Over 650 citizens from across Mumbai have written to Brihanmumbai Corporation
(BMC) head Iqbal Singh Chahal to express their displeasure with the city's rising air pollution. Throughout the last several weeks, Mumbai's Air Quality Index (AQI) has been hovering around the "poor" to "very bad" category, making it one of the most polluted cities in India.

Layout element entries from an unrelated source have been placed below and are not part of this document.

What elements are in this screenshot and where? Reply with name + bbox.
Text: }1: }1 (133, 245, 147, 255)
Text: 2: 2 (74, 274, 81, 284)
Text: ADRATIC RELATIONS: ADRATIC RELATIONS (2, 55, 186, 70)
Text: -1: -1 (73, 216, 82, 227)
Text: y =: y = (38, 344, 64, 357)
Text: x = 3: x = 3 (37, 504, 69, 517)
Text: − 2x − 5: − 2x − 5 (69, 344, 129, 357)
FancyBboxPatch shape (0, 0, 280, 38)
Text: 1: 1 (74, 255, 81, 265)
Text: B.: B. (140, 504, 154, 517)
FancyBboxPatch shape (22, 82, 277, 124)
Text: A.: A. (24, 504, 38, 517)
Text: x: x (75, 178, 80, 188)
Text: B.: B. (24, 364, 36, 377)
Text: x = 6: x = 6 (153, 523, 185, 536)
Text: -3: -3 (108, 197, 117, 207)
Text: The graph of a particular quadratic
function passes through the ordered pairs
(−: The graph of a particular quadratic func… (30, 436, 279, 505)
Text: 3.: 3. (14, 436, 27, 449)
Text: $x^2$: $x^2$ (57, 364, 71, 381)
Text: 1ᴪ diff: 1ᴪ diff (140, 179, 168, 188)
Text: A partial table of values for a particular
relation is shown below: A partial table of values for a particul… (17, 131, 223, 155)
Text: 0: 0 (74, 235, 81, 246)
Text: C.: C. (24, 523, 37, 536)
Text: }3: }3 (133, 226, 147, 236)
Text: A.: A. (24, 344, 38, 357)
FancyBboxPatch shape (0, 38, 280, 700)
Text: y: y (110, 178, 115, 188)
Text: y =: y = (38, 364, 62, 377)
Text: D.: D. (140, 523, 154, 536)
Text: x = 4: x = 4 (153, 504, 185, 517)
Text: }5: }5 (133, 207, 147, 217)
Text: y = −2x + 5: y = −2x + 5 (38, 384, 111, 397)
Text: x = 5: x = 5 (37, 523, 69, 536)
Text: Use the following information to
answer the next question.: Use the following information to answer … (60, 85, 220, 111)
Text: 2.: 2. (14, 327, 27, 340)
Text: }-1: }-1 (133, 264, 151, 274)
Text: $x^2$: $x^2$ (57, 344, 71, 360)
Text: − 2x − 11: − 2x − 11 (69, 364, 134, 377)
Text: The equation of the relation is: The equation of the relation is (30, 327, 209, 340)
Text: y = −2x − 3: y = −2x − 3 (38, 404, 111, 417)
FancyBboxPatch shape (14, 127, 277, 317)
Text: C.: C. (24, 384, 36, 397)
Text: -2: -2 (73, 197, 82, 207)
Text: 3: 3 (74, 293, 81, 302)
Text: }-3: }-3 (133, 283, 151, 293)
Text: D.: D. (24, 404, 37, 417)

Residents have chosen to take matters into their own hands and write to the BMC about the city's worsening AQI. They have requested the BMC to halt or restrict building operations in the city, among other ideas such as halting tree removal and watering roadways.
"During Covid days we led the way in controlling the condition and saved lives. Today, lives that may have been saved are being lost! "It's all due to corporate and administrative carelessness, as well as a concentration on the erroneous beliefs about development," the letter stated. The decision comes a day after Mumbai's AQI improved gradually, moving from the 'poor' to the moderate category in only 24 hours. On Wednesday, the BMC conducted a high-level meeting with its top executives at its headquarters.
The meeting decided that the civic body would implement several measures to improve Mumbai's air quality, including the installation of Continuous Ambient Air Quality Monitoring Stations (CAAQMS) in Sewri, Ghatkopar, Govandi, Charkop in Kandivali, and Veermata Jijabai Bhosale Udhyan at Byculla Zoo. According to city officials, the new air purification stations will be operational by May 15, 2023. This month, the local body will also issue tenders for the installation of air purifiers in Haji Ali, Mankhurd, Kalanagar, Dahisar, and Mulund. In addition, the BMC will purchase 200 mobile air-purifier trucks, which will aid in the reduction of dust particles created by roadways and building sites.